37 And therefore the Lord reproached them that they had not known Him, though He had so long been doing these works, and answered their prayer that He would show them the Father by saying, He that has seen Me has seen the Father also. He was not speaking of a bodily manifestation, of perception by the eye of flesh, but by that eye of which He had once spoken— Say not ye, There are yet four months, and then comes harvest? Behold, I say unto you, Lift up your eyes and look on the fields; for they are white to harvest. The season of the year, the fields white to harvest are allusions equally incompatible with an earthly and visible prospect.

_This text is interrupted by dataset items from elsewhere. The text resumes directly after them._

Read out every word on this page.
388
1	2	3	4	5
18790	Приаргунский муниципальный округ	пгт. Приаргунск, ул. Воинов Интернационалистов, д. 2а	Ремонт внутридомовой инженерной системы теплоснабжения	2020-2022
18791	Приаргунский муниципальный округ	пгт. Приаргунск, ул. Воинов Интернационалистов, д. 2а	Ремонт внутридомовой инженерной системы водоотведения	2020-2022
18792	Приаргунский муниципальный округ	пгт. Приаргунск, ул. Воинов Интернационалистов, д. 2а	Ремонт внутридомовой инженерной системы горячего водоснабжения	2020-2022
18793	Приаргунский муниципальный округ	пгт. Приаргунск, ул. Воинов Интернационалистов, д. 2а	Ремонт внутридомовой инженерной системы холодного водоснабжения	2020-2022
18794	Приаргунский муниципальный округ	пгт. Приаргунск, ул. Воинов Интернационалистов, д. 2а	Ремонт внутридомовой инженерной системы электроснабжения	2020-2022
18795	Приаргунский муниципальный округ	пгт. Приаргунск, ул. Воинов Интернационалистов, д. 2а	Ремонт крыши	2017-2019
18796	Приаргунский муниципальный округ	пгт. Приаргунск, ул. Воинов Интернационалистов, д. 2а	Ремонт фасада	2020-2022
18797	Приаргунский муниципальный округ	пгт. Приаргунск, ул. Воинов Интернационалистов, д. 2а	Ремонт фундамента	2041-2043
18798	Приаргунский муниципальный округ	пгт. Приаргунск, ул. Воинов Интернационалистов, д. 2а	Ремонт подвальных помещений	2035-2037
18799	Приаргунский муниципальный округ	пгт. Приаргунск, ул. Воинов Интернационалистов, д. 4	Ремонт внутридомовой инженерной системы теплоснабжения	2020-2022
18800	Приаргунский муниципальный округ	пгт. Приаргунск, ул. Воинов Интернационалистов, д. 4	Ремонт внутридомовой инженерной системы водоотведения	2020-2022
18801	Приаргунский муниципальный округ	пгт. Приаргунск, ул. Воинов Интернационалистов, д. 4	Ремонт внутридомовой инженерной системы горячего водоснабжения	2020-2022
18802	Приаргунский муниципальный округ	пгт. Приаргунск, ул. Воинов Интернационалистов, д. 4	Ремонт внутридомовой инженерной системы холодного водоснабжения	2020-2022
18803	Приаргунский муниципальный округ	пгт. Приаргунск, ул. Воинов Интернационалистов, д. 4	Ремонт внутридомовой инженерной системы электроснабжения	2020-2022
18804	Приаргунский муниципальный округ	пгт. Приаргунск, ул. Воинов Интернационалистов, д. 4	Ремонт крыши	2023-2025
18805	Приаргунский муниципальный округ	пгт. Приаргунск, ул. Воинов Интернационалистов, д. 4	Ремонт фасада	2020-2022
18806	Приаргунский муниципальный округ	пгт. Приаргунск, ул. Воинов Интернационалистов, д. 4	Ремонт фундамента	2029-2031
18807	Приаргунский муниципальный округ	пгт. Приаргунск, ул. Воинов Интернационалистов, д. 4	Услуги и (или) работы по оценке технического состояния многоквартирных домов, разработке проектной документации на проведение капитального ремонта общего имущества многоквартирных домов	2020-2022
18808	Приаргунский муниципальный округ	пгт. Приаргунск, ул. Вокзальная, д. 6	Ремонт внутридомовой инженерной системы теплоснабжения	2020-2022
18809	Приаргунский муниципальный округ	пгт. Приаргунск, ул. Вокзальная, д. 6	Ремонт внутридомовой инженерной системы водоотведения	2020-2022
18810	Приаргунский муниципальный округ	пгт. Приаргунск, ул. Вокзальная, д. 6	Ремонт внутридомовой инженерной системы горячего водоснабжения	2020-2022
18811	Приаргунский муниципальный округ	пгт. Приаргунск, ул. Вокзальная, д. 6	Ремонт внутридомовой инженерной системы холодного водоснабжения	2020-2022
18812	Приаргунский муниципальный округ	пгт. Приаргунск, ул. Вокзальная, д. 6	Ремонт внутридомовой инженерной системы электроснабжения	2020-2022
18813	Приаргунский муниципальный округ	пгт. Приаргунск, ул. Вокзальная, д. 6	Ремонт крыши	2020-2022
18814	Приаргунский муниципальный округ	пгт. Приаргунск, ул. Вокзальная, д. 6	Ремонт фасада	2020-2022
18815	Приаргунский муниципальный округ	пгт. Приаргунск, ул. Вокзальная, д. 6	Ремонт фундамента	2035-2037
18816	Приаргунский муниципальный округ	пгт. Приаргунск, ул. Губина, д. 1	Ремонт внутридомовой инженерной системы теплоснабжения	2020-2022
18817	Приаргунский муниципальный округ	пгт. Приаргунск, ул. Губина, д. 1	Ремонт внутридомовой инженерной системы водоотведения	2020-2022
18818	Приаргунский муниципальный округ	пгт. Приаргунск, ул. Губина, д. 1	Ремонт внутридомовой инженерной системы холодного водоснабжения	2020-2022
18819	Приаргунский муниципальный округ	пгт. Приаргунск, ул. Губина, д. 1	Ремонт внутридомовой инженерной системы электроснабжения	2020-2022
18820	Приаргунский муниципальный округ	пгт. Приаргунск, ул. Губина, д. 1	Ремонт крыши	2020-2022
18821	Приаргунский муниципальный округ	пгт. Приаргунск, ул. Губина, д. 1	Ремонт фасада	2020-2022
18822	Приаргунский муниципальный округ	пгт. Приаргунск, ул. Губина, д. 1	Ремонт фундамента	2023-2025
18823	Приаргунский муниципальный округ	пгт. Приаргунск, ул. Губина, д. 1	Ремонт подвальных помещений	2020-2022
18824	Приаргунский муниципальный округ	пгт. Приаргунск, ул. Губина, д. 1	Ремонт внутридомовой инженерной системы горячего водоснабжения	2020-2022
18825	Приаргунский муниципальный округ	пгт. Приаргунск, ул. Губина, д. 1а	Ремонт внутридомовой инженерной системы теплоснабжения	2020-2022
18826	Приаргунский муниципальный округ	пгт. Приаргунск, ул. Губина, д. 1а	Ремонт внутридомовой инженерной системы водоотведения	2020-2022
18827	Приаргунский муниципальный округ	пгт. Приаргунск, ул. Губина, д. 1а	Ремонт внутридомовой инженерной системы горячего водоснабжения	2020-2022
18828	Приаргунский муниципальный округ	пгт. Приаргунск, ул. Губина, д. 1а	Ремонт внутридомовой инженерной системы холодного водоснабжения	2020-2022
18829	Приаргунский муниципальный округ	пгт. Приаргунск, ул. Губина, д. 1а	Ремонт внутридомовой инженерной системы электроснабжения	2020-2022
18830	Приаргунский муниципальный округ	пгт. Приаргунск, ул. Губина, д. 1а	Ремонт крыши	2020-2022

He was bidding them lift the eyes of their understanding to contemplate the bliss of the final harvest. And so it is with His present words, He that has seen Me has seen the Father also. It was not the carnal body, which He had received by birth from the Virgin, that could manifest to them the image and likeness of God. The human aspect which He wore could be no aid towards the mental vision of the incorporeal God. But God was recognised in Christ, by such as recognised Christ as the Son on the evidence of the powers of His Divine nature; and a recognition of God the Son produces a recognition of God the Father.
For the Son is in such a sense the Image, as to be One in kind with the Father, and yet to indicate that the Father is His Origin. Other images, made of metals or colours or other materials by various arts, reproduce the appearance of the objects which they represent. Yet can lifeless copies be put on a level with their living originals? Painted or carved or molten effigies with the nature which they imitate? The Son is not the Image of the Father after such a fashion as this; He is the living Image of the Living.
The Son that is born of the Father has a nature in no wise different from His; and, because His nature is not different, He possesses the power of that nature which is the same as His own. The fact that He is the Image proves that God the Father is the Author of the birth of the Only-begotten, Who is Himself revealed as the Likeness and Image of the invisible God. And hence the likeness, which is joined in union with the Divine nature, is indelibly His, because the powers of that nature are inalienably His own.